I recently met with clients who own a very valuable home in Florida. We discussed the potential use of a revocable trust to avoid the need for ancillary probate in Florida following their deaths. We subsequently discussed ideas for reducing their estate taxes, including the use of a QPRT for their Florida home. My clients decided to proceed with a QPRT, but decided not to use a revocable trust since it is not needed for avoiding Florida probate.
The wife is a few years younger and has no known health concerns; therefore, she is the better candidate to establish the QPRT. She will transfer one-half of the home to a QPRT with a 10-year term and one-half of the home to a QPRT with a 13-year term.
Using two QPRTs instead of one accomplishes two purposes: First, it allows a fractional interest discount for both halves of the house. This can be as much as 25 or 30 percent. Second, the mortality risk is hedged somewhat. If the wife dies after 11 years, she will have succeeded in removing one-half of the home from her estate. We are hoping that she survives at least 13 years and removes the whole house from her estate.

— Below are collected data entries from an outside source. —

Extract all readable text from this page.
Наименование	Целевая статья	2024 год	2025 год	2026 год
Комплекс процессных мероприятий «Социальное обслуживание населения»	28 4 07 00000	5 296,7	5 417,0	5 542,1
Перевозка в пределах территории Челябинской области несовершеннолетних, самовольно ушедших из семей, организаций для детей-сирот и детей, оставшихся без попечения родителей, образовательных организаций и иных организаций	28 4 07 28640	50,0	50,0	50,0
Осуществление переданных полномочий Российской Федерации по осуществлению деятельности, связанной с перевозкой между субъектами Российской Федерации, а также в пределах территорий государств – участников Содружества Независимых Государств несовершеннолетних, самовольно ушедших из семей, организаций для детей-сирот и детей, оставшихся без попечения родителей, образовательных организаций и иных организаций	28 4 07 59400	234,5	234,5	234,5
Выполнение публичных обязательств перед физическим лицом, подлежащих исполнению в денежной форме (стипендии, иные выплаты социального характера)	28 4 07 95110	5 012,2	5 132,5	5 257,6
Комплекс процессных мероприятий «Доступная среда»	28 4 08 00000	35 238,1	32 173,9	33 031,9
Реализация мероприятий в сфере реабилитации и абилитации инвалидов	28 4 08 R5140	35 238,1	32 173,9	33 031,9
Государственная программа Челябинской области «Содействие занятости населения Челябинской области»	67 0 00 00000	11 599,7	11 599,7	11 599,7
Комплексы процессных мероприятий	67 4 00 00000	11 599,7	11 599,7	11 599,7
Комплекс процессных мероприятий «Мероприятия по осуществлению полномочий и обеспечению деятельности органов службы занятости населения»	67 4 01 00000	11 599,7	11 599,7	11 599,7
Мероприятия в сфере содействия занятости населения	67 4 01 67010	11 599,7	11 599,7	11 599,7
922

The combined GRAT discount and fractional interest discount amount to about 50% of the current value of the home. This means that my clients will be making a $2.2 million gift at the current time. There are no federal gift tax concerns due to the current $5 million federal gift tax exemption. Because the gift is Florida real estate, it will not be subject to Tennessee gift taxes. Thus, this asset is an ideal way to take advantage of the current high federal gift tax exemption without having to pay Tennessee gift taxes.
It is likely that the home will appreciate between now and the date of death of my clients. Assuming the wife lives at least 13 years, none of the appreciation will ever be subject to transfer taxes.
In summary, when you own a home in another state, you might consider using a QPRT to avoid ancillary probate and to reduce estate taxes.